Against this somber backdrop, the Asia-Pacific remains a dynamic region. Despite weakening external demand — such as the downturn in demand for tech exports towards the end of 2022 — and monetary tightening, domestic demand has so far remained strong, with China’s reopening providing fresh impetus. Growth in Asia and the Pacific is projected to increase this year to 4.6%, up from 3.8% in 2022, an upgrade of 0.3% from the October 2022 World Economic Outlook. This means the region would contribute around 70% to global growth. Following an impressive acceleration to 7.6% in 2022 stemming from strong private consumption and investment, growth in the Philippines is projected to remain strong in 2023, even though it is expected to moderate to 6% due to the confluence of global shocks and recent monetary policy tightening.

However, this dynamic outlook does not imply that policymakers in the region can afford to be complacent.

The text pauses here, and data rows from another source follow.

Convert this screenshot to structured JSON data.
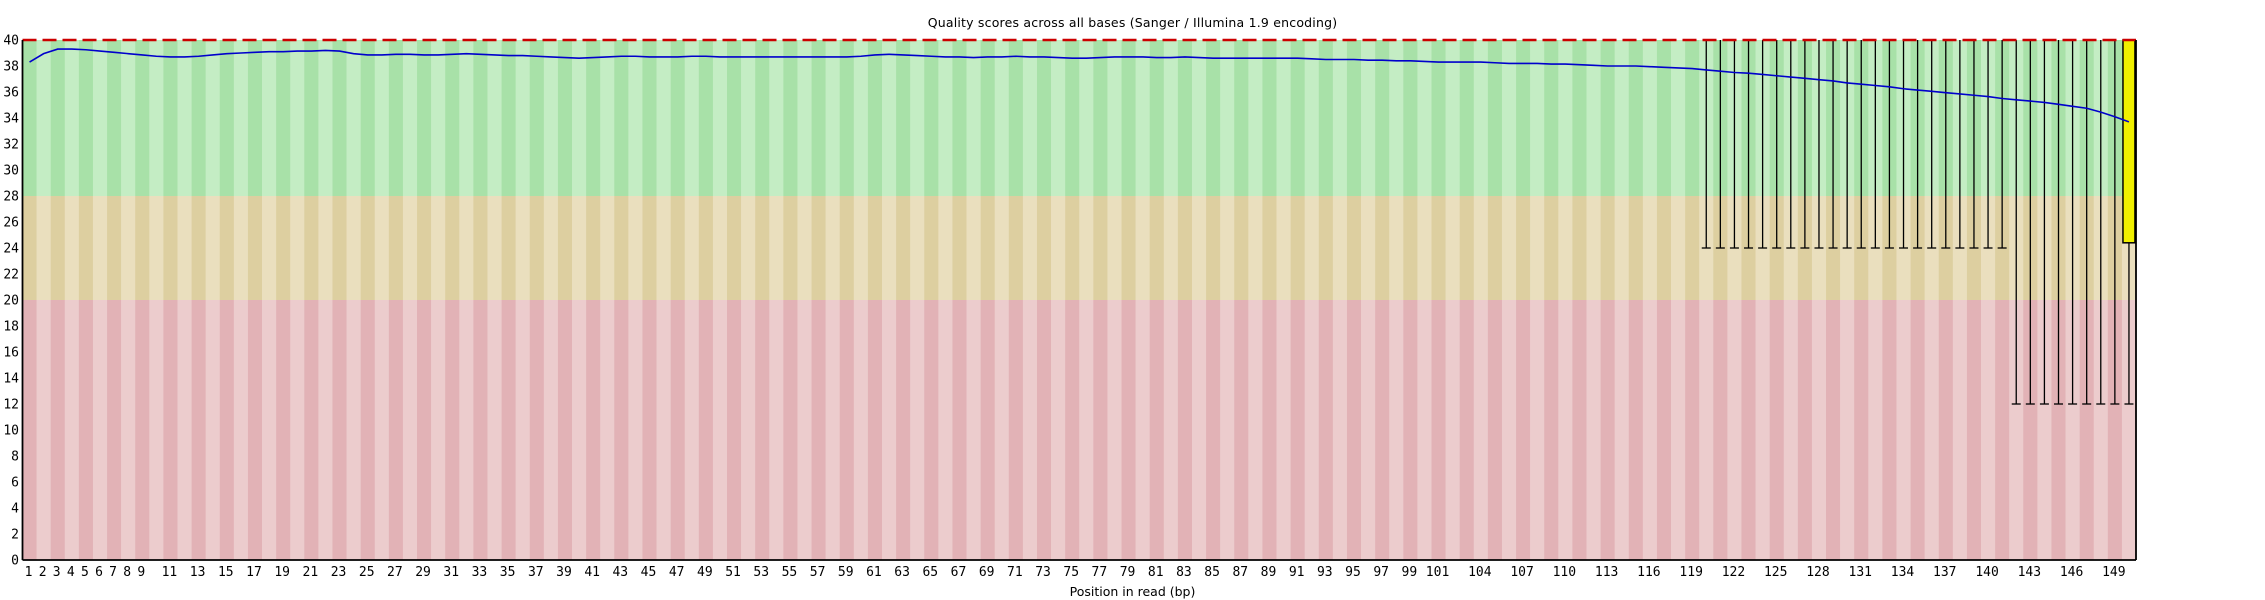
{
  "title": "Quality scores across all bases (Sanger / Illumina 1.9 encoding)",
  "xlabel": "Position in read (bp)",
  "chart_data": {
    "type": "boxplot-line",
    "title": "Quality scores across all bases (Sanger / Illumina 1.9 encoding)",
    "xlabel": "Position in read (bp)",
    "ylabel": "",
    "ylim": [
      0,
      40
    ],
    "x_positions": 150,
    "grid": false,
    "x_tick_labels": [
      1,
      2,
      3,
      4,
      5,
      6,
      7,
      8,
      9,
      11,
      13,
      15,
      17,
      19,
      21,
      23,
      25,
      27,
      29,
      31,
      33,
      35,
      37,
      39,
      41,
      43,
      45,
      47,
      49,
      51,
      53,
      55,
      57,
      59,
      61,
      63,
      65,
      67,
      69,
      71,
      73,
      75,
      77,
      79,
      81,
      83,
      85,
      87,
      89,
      91,
      93,
      95,
      97,
      99,
      101,
      104,
      107,
      110,
      113,
      116,
      119,
      122,
      125,
      128,
      131,
      134,
      137,
      140,
      143,
      146,
      149
    ],
    "y_ticks": [
      0,
      2,
      4,
      6,
      8,
      10,
      12,
      14,
      16,
      18,
      20,
      22,
      24,
      26,
      28,
      30,
      32,
      34,
      36,
      38,
      40
    ],
    "zones": [
      {
        "name": "good-quality-zone",
        "from": 28,
        "to": 40,
        "key": "green"
      },
      {
        "name": "medium-quality-zone",
        "from": 20,
        "to": 28,
        "key": "tan"
      },
      {
        "name": "poor-quality-zone",
        "from": 0,
        "to": 20,
        "key": "pink"
      }
    ],
    "mean_series": [
      38.3,
      38.95,
      39.3,
      39.3,
      39.25,
      39.15,
      39.05,
      38.95,
      38.85,
      38.75,
      38.7,
      38.7,
      38.75,
      38.85,
      38.95,
      39.0,
      39.05,
      39.1,
      39.1,
      39.15,
      39.15,
      39.2,
      39.15,
      38.95,
      38.85,
      38.85,
      38.9,
      38.9,
      38.85,
      38.85,
      38.9,
      38.95,
      38.9,
      38.85,
      38.8,
      38.8,
      38.75,
      38.7,
      38.65,
      38.6,
      38.65,
      38.7,
      38.75,
      38.75,
      38.7,
      38.7,
      38.7,
      38.75,
      38.75,
      38.7,
      38.7,
      38.7,
      38.7,
      38.7,
      38.7,
      38.7,
      38.7,
      38.7,
      38.7,
      38.75,
      38.85,
      38.9,
      38.85,
      38.8,
      38.75,
      38.7,
      38.7,
      38.65,
      38.7,
      38.7,
      38.75,
      38.7,
      38.7,
      38.65,
      38.6,
      38.6,
      38.65,
      38.7,
      38.7,
      38.7,
      38.65,
      38.65,
      38.7,
      38.65,
      38.6,
      38.6,
      38.6,
      38.6,
      38.6,
      38.6,
      38.6,
      38.55,
      38.5,
      38.5,
      38.5,
      38.45,
      38.45,
      38.4,
      38.4,
      38.35,
      38.3,
      38.3,
      38.3,
      38.3,
      38.25,
      38.2,
      38.2,
      38.2,
      38.15,
      38.15,
      38.1,
      38.05,
      38.0,
      38.0,
      38.0,
      37.95,
      37.9,
      37.85,
      37.8,
      37.7,
      37.6,
      37.5,
      37.45,
      37.35,
      37.25,
      37.15,
      37.05,
      36.95,
      36.85,
      36.7,
      36.6,
      36.5,
      36.4,
      36.25,
      36.15,
      36.05,
      35.95,
      35.85,
      35.75,
      35.65,
      35.5,
      35.4,
      35.3,
      35.2,
      35.05,
      34.9,
      34.75,
      34.45,
      34.1,
      33.7
    ],
    "whiskers": [
      {
        "from_position": 120,
        "to_position": 141,
        "high": 40,
        "low": 24
      },
      {
        "from_position": 142,
        "to_position": 150,
        "high": 40,
        "low": 12
      }
    ],
    "iqr_boxes": [
      {
        "position": 150,
        "q25": 24.4,
        "q75": 40
      }
    ],
    "threshold_line": {
      "q": 40,
      "style": "dashed"
    },
    "colors": {
      "green_dark": "#a8e1a8",
      "green_light": "#c4edc4",
      "tan_dark": "#ddcfa0",
      "tan_light": "#eadfbe",
      "pink_dark": "#e2b2b6",
      "pink_light": "#eccccd",
      "mean_line": "#0000cc",
      "threshold": "#cc0000",
      "box_fill": "#f0f000",
      "whisker": "#000000",
      "axis": "#000000"
    }
  }
}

The pressures from diminished global demand will weigh on the outlook. Headline inflation has been easing, but remains above targets in most countries, while core inflation has proven to be sticky. Although spillovers from turmoil in the European and US banking sectors have been limited thus far, vulnerabilities to global financial tightening and volatile market conditions, especially in the corporate and household sectors, remain elevated. Growth is expected to fall to 3.9% five years out, the lowest medium-term forecast in recent history, thus contributing to one of the lowest medium-term global growth forecasts since 1990.

Risks to the outlook are to the downside, reflecting the possibility of stickier global and regional price pressures, the disconnect between markets’ anticipation of monetary policy paths and major central banks’ communications, additional turmoil in global financial markets, adverse spillovers to the region from China’s medium-term growth slowdown, and deeper geo-economic fragmentation.

Monetary policy should remain tight until inflation falls durably back within target. The exceptions are China and Japan, where output is below potential and inflation expectations have stayed muted. In the Philippines, where headline inflation appears to have peaked, core inflation has accelerated, and a continued tightening bias in the near term will help anchor inflation expectations and safeguard the country’s external position. Unless strains in financial markets increase and financial stability is at stake, central banks should separate monetary policy objectives from financial stability goals, using available tools aimed at addressing financial stability risks to allow them to continue to tighten policy to address inflationary pressures.

Monitoring pockets of vulnerability linked to elevated debt burdens in the corporate and household sectors, and market risks and corporate credit risk exposure in the financial sector, is essential for safeguarding financial stability. While the banking system in the Philippines remains sound, with sufficient liquidity and capital buffers, declining NPLs, and healthy credit growth, higher for longer interest rates and corporate credit risks warrant close monitoring. Capacity to assess financial stability risks and resolve troubled financial institutions if warranted should also be strengthened.

Elevated public debt and rising interest costs call for continued — and, in some cases accelerated — fiscal consolidation, which can also support the battle against inflation while protecting the vulnerable through targeted measures. Continued efforts to ensure spending discipline and enhance revenue mobilization should underpin medium-term consolidation in the Philippines, while creating fiscal space and securing adequate resources for education, infrastructure, food security, healthcare, and clean energy.

Lastly, structural reforms are needed to improve growth potential through innovation and digitalization, accelerate the green energy transition, and reduce risks from fragmentation. Combined with efforts to attract foreign direct investment, accelerating reforms to raise productivity, reduce infrastructure and education gaps, and harness benefits from the digital economy can boost the Philippine economy’s potential growth. These reforms should be complemented by strengthening existing social protection schemes and addressing climate change through a more integrated strategy that includes a carbon pricing scheme.

(See https://www.imf.org/en/Publications/REO/APAC/Issues/2023/04/11/regional-economic-outlook-for-asia-and-pacific-april-2023)

 

Ragnar Gudmundsson is the International Monetary Fund’s resident representative to the Philippines.